Leur larcin accompli, les deux complices repartent en sens inverse, bouches
pleines, cœur léger battant la chamade. En omettant, dans la précipitation de
refermer la porte et en oubliant de nettoyer et ranger le couteau. Les miettes quant à elles, jouent au petit Poucet...
Clic ! Lumière drue, intense, brutale.
« Alors mesdemoiselles ! Vous prenez la liberté de voler le cake
destiné à l’orphelinat. C’est honteux ! Pensez à ces pauvres
enfants ! Vous êtes privées de dessert et de sortie jusqu’à la rentrée.

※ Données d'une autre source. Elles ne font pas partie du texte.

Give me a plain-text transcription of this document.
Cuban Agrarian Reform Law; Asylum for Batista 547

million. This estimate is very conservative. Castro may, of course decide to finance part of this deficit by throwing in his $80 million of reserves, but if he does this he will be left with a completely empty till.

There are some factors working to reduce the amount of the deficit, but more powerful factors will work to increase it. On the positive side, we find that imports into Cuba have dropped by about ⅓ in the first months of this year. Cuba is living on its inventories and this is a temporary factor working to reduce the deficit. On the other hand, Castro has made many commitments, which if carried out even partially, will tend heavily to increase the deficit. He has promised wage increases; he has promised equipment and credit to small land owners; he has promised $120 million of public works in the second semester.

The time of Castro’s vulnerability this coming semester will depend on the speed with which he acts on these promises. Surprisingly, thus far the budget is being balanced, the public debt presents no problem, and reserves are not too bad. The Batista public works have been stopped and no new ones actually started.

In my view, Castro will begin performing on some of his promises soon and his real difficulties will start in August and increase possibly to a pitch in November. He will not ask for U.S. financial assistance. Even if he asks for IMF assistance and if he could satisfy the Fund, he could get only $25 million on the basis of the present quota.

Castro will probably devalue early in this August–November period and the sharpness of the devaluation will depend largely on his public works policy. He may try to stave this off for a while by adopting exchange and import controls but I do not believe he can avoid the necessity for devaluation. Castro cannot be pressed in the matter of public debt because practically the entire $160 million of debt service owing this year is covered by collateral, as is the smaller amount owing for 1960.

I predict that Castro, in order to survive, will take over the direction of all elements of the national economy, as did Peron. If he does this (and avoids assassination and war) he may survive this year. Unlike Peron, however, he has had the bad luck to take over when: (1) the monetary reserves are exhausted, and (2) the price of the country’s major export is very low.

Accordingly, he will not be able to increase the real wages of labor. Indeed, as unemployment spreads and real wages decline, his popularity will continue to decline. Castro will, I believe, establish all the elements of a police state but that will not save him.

Vos parents en seront informés dès demain. Vous me copierez deux cent fois
« Le vol est un pécher dont je me repens » ».
Porte refermée rudement sur Sœur Aimée, sa figure de carême et sa sempiternelle
humeur maussade.
« Quelle menteuse, cette Sœur Aimée. L’orphelinat n’en verra pas une
miette de ces cakes. A moins que ce ne soit les Sœurs qui sont orphelines. »
Urielle pouffe une fois de plus.
La punition recèle deux bonnes nouvelles. D’abord, les Sœurs ne se sont pas
aperçues de la disparition des pommes. Ensuite, les filles sont dispensées de
la corvée du Noël familial : vieilles tantes moustachues, robe apprêtée, trop
petite et en laine qui pique, invités inconnus et léchouilleurs de joues
enfantines pour Anne. Quant à Urielle, elle se sent allégée de l’inévitable
interrogation : ses parents viendront-ils la chercher ou seront-ils
accaparés par plus important qu’elle. Elle sent la pression du conflit de
sentiments s’éloigner de ses préoccupations. Pour cette fois l’abandon sera de
son fait, la désillusion reportée à plus tard.
Les deux cents lignes
de « Le vol est un pécher dont je me repens » seront truffées de
« Le pécher est un bol dont je me détends » et autres paronymes
boiteux. Ignorés de Sœur Aimée, qui comme anticipé se contentera de mettre les
feuilles à la poubelle.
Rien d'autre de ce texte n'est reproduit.